On the estimation of correlation in a binary sequence model
This work addresses a fundamental statistical estimation problem for researchers in binary data modeling, revealing a phase transition in estimability based on data discretization.
The paper tackles the problem of estimating a common correlation parameter from binary sequences generated by thresholding hidden continuous variables, and finds that maximum likelihood estimation fails to provide consistent estimates, while trinary data can achieve consistent estimation with parametric convergence rates.

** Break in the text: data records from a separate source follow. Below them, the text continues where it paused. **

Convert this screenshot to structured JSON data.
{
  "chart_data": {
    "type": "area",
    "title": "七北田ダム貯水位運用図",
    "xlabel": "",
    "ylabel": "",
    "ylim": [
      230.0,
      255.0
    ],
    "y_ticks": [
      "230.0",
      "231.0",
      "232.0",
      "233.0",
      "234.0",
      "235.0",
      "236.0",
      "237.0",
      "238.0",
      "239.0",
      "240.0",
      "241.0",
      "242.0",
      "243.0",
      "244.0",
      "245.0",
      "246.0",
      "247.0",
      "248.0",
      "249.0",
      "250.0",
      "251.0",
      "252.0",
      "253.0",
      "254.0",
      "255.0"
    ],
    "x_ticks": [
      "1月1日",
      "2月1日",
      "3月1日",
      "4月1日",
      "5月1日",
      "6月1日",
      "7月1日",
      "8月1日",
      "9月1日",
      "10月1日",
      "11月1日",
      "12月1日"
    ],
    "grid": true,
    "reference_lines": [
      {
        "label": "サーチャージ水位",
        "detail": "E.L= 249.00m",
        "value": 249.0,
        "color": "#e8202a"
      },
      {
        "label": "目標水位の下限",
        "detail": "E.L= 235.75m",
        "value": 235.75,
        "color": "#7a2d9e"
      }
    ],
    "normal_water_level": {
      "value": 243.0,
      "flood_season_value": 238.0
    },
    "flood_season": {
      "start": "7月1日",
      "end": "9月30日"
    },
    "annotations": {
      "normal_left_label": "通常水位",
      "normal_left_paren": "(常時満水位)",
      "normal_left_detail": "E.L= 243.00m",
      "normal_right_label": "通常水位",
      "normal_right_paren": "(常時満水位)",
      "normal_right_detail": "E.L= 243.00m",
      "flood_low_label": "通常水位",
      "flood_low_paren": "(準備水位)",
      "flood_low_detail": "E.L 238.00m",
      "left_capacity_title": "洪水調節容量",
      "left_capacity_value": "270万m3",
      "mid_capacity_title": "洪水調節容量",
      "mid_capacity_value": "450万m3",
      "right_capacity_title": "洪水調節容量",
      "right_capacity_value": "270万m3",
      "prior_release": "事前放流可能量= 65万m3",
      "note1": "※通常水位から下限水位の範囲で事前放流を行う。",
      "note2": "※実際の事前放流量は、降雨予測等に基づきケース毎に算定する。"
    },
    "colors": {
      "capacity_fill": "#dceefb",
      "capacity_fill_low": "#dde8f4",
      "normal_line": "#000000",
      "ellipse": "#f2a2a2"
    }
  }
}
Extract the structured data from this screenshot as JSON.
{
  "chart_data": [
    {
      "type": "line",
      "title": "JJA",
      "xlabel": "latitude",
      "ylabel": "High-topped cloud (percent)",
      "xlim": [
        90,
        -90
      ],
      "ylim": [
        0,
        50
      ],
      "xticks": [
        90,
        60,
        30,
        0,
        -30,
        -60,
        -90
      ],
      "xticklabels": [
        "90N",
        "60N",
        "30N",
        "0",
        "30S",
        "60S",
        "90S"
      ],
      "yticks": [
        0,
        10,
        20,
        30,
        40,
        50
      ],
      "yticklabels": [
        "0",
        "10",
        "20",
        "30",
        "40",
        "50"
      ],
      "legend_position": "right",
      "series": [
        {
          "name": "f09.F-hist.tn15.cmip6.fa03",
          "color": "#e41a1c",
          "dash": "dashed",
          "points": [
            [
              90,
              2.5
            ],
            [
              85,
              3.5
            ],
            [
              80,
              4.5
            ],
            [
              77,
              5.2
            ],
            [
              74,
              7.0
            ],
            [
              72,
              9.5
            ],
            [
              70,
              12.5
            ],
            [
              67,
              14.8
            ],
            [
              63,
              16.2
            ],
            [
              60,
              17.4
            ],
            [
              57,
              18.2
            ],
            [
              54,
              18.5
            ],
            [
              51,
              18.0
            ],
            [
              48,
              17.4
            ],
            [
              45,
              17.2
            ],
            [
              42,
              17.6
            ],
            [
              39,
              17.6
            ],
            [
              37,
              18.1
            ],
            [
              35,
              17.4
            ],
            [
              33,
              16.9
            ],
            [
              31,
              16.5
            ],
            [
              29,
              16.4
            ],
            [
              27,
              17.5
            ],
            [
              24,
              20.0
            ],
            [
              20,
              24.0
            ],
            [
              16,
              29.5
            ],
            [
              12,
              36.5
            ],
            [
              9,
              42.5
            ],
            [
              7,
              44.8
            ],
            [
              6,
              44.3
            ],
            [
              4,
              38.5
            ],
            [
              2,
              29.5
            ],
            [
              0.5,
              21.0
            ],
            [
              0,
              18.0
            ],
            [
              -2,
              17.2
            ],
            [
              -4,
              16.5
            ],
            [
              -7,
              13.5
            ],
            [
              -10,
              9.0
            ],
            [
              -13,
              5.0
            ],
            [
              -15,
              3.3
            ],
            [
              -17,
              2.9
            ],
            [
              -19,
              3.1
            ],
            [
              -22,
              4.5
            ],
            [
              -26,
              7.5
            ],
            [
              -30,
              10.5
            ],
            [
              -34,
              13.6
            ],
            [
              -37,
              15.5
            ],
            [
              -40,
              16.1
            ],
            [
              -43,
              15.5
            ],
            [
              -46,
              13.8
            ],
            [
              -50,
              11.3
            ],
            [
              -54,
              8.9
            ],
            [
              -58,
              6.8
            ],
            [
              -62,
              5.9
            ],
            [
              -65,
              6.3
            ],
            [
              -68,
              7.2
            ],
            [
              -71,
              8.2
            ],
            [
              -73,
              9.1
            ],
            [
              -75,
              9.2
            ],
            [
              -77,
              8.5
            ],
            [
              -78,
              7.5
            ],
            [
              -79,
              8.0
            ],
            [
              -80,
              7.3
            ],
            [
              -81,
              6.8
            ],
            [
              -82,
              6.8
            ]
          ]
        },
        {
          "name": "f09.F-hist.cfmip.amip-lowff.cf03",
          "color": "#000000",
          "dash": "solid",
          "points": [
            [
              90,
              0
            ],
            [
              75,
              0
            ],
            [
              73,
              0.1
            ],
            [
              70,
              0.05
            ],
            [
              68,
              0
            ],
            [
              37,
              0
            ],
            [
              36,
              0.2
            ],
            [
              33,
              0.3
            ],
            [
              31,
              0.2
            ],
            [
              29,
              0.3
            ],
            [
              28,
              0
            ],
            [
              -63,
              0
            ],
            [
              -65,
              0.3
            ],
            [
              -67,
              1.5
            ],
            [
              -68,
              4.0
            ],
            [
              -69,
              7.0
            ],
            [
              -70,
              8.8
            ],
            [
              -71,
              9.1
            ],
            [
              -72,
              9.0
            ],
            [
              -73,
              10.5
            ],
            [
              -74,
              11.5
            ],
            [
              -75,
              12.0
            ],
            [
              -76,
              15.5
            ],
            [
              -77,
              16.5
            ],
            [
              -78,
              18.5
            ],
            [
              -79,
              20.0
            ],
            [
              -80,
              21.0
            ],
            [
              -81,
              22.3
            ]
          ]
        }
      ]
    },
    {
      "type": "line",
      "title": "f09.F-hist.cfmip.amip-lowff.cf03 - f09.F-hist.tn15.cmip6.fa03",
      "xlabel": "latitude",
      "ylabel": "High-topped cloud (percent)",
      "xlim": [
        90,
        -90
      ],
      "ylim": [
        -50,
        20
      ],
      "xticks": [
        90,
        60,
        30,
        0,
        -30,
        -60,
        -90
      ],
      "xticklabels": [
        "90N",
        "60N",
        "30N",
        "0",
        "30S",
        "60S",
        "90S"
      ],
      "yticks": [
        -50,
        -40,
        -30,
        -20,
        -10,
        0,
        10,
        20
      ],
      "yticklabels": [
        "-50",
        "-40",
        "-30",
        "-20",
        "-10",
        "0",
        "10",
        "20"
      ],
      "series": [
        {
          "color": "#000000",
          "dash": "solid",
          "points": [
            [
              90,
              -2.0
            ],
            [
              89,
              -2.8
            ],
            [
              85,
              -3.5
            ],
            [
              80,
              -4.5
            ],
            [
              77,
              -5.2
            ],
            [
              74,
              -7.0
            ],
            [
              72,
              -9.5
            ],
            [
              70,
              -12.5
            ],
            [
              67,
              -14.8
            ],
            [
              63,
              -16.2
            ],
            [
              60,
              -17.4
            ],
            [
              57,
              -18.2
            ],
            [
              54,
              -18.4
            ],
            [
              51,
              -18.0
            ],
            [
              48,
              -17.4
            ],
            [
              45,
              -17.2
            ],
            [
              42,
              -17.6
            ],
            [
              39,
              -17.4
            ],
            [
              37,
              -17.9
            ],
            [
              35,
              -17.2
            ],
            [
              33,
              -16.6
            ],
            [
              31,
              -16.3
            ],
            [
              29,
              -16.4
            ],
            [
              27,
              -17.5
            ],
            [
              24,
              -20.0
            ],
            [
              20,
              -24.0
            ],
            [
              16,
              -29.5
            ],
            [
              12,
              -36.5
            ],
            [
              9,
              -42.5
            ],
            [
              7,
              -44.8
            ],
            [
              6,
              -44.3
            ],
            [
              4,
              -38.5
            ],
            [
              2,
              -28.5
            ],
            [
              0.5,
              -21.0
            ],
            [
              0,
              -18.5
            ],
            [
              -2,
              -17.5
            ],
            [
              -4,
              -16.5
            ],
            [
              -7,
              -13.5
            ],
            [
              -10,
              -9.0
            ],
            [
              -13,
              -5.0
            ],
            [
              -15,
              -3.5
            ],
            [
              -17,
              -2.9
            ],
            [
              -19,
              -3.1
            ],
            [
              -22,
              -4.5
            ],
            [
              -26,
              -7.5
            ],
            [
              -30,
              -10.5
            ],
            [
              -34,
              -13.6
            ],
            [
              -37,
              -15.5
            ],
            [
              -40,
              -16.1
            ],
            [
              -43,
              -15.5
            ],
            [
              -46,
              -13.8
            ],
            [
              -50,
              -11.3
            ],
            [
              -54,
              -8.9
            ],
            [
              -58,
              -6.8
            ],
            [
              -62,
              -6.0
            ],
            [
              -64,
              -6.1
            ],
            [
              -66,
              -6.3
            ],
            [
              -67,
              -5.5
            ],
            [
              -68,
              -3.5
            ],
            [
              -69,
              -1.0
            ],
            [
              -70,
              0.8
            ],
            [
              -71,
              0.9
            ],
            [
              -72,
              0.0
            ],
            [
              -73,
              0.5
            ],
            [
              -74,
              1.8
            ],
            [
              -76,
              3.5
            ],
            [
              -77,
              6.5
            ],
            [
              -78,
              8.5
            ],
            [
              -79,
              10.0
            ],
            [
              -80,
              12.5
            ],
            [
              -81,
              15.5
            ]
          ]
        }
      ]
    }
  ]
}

We consider a binary sequence generated by thresholding a hidden continuous sequence. The hidden variables are assumed to have a compound symmetry covariance structure with a single parameter characterizing the common correlation. We study the parameter estimation problem under such one-parameter models. We demonstrate that maximizing the likelihood function does not yield consistent estimates for the correlation. We then formally prove the nonestimability of the parameter by deriving a non-vanishing minimax lower bound. This counter-intuitive phenomenon provides an interesting insight that one-bit information of each latent variable is not sufficient to consistently recover their common correlation. On the other hand, we further show that trinary data generated from the hidden variables can consistently estimate the correlation with parametric convergence rate. Thus we reveal a phase transition phenomenon regarding the discretization of latent continuous variables while preserving the estimability of the correlation. Numerical experiments are performed to validate the conclusions.